In 1972, Division One of this court found that section of the statute unconstitutional as an invalid attempt to delegate legislative duties to the Industrial Commission without providing adequate standards to guide the exercise of its administrative discretion. State Compensation Fund v. De la Fuente, 18 Ariz.App. 246, 249-50, 501 P.2d 422, 425-26 (1972). In 1973, in response to De la Fuente, that portion of the statute was deleted by the legislature. We can only conclude from the legislature’s deletion of ¶ 8, which described that class of dependents to whom benefits would be payable if not listed in any other subsections of the statute, without additional language as requested by the court in De la Fuente to describe “either the amount or the period during which benefits would be paid to ¶ 8 dependents,” id. at 251, 501 P.2d at 426, that the legislature no longer intends “that if no scheduled related dependents survived, death benefits would be awarded to other unrelated persons dependent in fact upon the deceased workman at the time of his death, without requiring blood or marital relationship.” Id. at 250, 501 P.2d at 425. Subsection B cannot therefore be read to broaden the class of dependents to include any individual who is in fact depen*578dent upon the deceased employee.3
Award set aside.
LIVERMORE, C.J., and DRUKE, J., concur.. We acknowledge that Hiester is Laura's biological mother. However, because her parental rights were terminated when her parents adopted Laura, Hiester cannot claim death benefits as Laura’s mother under A.R.S. § 23-1046.

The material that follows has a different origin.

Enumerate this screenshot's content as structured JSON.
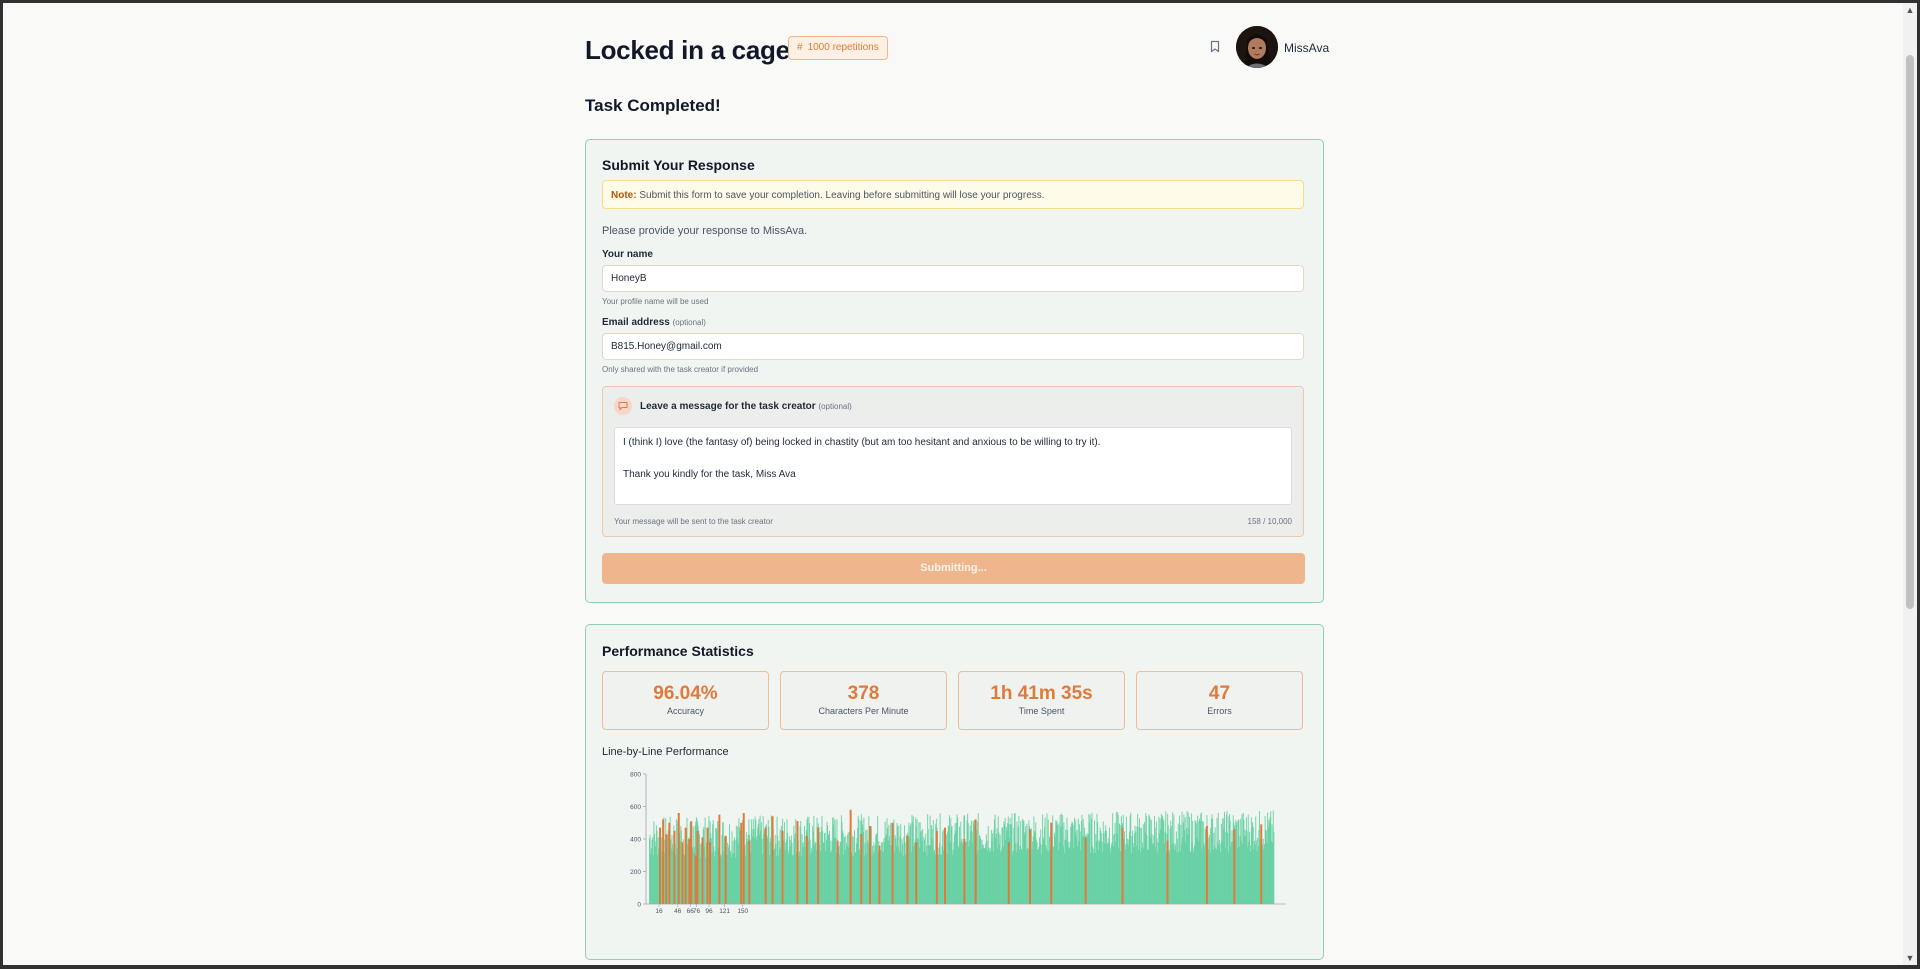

. The legislature added this sentence in response to Ulbrich v. Tovrea Packing Co., 49 Ariz. 269, 273, 66 P.2d 235, 236 (1937), where the supreme court, in commenting on the deletion of the words in the 1928 revised code stated: “it is difficult to believe that the legislative intention was, for instance, that grandparents, a mother-in-law, father-in-law, or even a child bearing no relation at all, who, the facts disclose, had been supported by the deceased and were actually dependent upon him, could not be legal dependents.”

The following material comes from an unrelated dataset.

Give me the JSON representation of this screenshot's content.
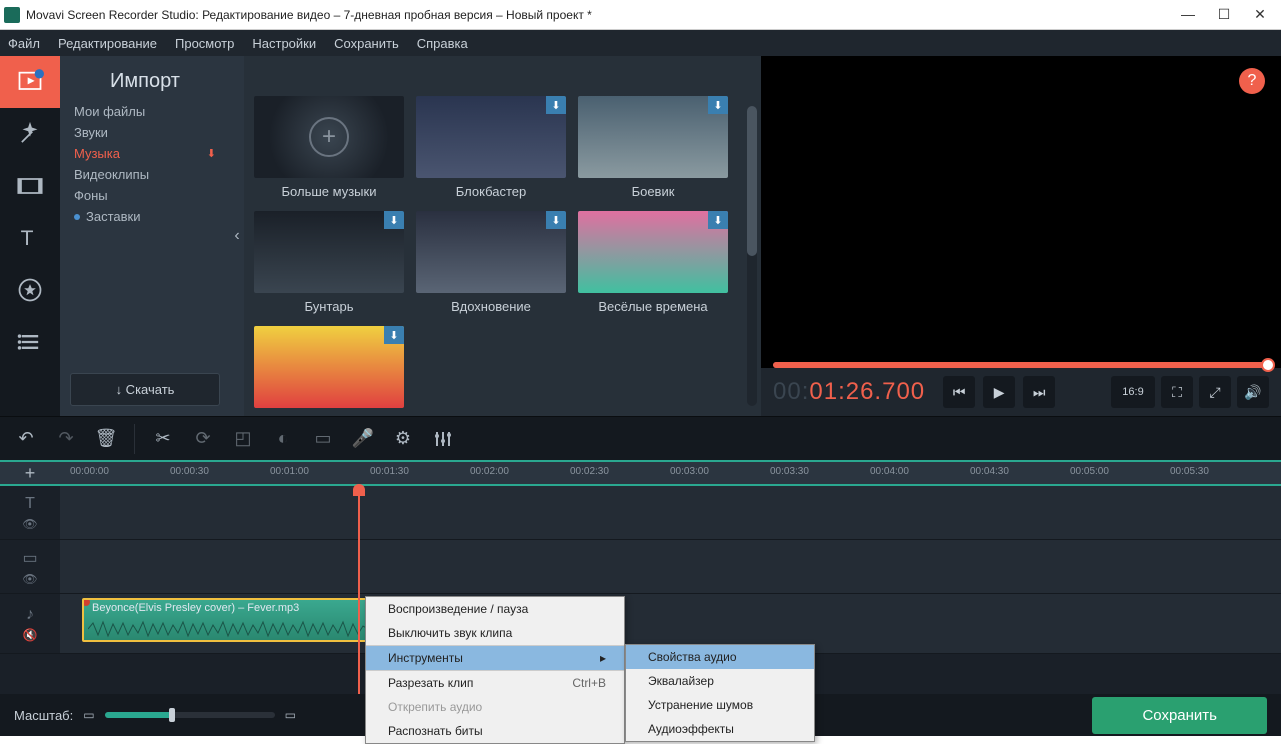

. Although there has been some question as to the situations under which subsection B would still apply, Diesel Drivers v. Industrial Commission, 122 Ariz. 184, 189, 593 P.2d 934, 939 (App.), affirmed, 122 Ariz. 116, 593 P.2d 670 (1979), it “contains provisions relating to partial dependency for those who are not 'conclusively presumed to be totally dependent' under A.R.S. § 23-1064.” Fish v. Industrial Commission, 12 Ariz.App. 486, 491, 472 P.2d 97, 102 (1970).